Kadang kebahagiaan itu memang bisa datang dengan mudah. Ucapan yang sederhanapun jika datang dari orang yang tepat dapat membuat hati pendengarnya bahagia, itulah yang aku alami. Itulah Cinta.
Bandung, 2007.
Membangun image memang bukanlah hal yang mudah. Sekalinya satu image hancur, akan mudah bagi yang lain untuk ikut hancur juga. Setidaknya, itulah yang aku rasakan. Setelah gagal membangun image perempuan kalem, rasa kemalasanpun mulai kembali meraja lela dan kini aku bukan hanya terkenal galak, tapi juga malas. Kalau awal – awal temanku suka berteriak,
“Naaa.. Kamu sudah bikin PR?? Lihat dong!” sekarang mereka akan berteriak, “Naaa.. ayo cepat kesini. Ada PR!!!” Karena aku sudah hampir tidak pernah mengerjakan PR di rumah. Pekerjaan itu memang lebih asyik dikerjakan ramai – ramai secara dadakan. Ada kebersamaan dan ada adrenalinnya, itulah petuah sesat yang aku bagikan di antara teman – temanku.
Seakan mengetahui bahwa putrinya ini mulai malas, papa pun meminta bantuan saudaraku, Kak Jordy untuk mengajari aku dan Riana mata pelajaran Matematika. Hari itu adalah hari pertama aku pergi les, dan rupanya kami digabung ke dalam satu kelas berisikan 4 orang. Di kelas itu ada aku, Riana, Stefy, dan Stefan. Stefy dan Stefan ini anak kembar. Stefy masuk ke SMP dan SMA yang sama denganku yaitu SMA Tiga, sedangkan Stefan dan Riana bersekolah di sekolah yang sama yaitu SMA Dua.

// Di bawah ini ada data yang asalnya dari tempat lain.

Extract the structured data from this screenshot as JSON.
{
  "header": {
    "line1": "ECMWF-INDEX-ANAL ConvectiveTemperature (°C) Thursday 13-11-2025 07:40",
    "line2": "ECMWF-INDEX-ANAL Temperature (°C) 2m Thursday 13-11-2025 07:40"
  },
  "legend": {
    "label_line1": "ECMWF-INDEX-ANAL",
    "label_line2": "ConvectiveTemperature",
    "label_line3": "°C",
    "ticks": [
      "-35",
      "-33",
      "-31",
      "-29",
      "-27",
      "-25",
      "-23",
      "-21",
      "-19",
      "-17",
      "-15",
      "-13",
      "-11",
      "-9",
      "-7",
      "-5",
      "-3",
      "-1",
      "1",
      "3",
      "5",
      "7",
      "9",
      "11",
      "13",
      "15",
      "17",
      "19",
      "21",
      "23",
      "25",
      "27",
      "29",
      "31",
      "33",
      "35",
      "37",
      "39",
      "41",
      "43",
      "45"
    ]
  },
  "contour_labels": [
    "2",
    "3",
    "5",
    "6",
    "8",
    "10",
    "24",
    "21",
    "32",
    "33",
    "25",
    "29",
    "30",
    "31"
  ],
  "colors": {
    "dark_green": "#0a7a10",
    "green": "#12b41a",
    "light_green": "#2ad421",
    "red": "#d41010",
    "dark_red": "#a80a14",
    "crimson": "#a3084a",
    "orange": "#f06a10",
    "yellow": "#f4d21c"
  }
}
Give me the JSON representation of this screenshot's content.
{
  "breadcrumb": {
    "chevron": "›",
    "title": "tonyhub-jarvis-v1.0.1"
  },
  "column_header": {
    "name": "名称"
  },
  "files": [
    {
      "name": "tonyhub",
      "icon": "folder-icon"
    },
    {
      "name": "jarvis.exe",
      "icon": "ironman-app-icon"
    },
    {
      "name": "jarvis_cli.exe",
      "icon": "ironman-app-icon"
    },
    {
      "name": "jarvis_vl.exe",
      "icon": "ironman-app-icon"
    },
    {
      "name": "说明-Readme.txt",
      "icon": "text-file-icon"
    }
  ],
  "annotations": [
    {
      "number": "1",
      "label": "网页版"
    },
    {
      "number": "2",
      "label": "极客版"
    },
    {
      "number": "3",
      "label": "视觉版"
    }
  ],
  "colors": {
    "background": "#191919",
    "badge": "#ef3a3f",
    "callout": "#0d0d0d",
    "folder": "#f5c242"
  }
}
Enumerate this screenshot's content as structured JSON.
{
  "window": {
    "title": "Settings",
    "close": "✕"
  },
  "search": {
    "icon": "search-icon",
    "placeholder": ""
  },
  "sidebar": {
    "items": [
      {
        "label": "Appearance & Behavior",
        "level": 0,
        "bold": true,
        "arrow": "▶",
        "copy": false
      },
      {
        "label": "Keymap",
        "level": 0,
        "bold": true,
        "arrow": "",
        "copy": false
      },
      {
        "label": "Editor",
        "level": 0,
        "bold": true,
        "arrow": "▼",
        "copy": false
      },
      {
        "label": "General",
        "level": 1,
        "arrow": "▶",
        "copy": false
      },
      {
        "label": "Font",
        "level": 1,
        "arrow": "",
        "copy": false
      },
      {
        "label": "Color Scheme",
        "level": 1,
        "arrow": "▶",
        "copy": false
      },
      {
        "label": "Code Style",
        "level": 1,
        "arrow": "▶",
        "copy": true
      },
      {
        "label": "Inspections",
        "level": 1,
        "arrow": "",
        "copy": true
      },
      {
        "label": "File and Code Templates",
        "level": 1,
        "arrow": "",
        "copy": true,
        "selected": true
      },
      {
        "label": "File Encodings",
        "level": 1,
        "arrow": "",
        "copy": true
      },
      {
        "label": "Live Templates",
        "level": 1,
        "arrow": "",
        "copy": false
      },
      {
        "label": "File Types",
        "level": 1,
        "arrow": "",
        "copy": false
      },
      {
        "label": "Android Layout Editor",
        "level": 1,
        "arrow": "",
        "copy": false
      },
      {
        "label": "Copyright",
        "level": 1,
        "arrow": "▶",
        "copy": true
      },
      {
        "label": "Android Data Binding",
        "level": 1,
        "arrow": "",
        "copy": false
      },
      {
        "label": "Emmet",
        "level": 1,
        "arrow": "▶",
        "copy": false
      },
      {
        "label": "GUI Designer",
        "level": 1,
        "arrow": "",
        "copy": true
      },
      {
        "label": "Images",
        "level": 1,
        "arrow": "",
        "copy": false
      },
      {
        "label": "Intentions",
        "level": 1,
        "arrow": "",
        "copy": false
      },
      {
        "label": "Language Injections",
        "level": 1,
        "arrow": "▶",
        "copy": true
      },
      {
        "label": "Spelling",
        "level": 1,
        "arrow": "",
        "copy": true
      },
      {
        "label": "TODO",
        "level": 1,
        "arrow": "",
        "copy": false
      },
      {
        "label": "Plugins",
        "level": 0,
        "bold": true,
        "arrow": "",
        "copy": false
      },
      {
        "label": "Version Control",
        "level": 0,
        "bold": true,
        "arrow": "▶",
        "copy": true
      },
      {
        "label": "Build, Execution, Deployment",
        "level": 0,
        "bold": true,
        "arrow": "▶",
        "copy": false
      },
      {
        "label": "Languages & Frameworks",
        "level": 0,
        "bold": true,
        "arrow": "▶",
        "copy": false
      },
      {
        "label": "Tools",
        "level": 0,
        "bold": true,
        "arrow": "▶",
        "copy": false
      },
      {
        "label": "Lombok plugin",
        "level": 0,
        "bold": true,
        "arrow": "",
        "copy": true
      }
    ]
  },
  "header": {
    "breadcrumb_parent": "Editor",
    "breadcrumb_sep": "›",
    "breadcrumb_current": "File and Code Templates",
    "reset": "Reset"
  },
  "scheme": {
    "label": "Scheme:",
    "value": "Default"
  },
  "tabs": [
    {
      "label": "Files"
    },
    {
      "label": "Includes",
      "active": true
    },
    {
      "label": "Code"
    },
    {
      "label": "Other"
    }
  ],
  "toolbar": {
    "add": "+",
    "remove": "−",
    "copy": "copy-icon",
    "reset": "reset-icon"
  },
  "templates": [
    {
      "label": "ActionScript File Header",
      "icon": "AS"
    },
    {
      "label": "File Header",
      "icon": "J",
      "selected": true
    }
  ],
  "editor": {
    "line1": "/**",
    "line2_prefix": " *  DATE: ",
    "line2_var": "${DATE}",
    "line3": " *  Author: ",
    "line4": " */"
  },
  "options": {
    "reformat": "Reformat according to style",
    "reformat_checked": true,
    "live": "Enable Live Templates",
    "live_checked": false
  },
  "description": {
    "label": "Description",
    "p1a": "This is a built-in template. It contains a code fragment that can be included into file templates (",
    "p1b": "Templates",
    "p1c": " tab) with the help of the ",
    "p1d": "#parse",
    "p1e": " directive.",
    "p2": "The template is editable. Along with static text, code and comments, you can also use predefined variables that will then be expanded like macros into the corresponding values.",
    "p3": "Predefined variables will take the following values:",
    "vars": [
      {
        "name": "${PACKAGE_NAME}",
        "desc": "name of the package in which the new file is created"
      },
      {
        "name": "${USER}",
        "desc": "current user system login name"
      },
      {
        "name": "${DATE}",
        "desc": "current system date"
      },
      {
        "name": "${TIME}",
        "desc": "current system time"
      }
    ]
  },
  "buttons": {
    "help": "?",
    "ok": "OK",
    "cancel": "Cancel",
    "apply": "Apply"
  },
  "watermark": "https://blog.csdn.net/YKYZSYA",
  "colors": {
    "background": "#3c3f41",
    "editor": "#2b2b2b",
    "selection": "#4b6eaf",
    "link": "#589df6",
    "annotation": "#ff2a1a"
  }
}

Pelajaranpun dimulai, Kak Jordy mulai mengajari kami pelajaran Matematika dan aku mendengarkannya sambil setengah mengantuk namun berusaha untuk tetap fokus. Tiba – tiba lampu kelas mulai mati – nyala – mati – nyala. ‘Siapa sih! Ganggu amat!’ pikirku jengkel sambil mencari penyebab lampu kelas mati – nyala tersebut.
Aku langsung terpana saat melihatnya. Diganggu selamanya sama cowok ganteng seperti itu mungkin adalah hadiah terindah yang bisa Tuhan berikan kepada seseorang. Pria itu berwajah sangat tampan. Aku tak pernah melihat pria setampan dia. Memiliki kulit putih, memakai kacamata, dibalik kacamatanya dapat terlihat sorot mata yang meneduhkan persis seperti mata Chandra. Hidungnya mancung, bibirnya kemerahan, tubuhnya tinggi. Rambutnya berwarna hitam dibelah tengah, dan keseluruhan wajahnya yang benar – benar tampan dan tampak seperti blasteran malaikat dengan manusia.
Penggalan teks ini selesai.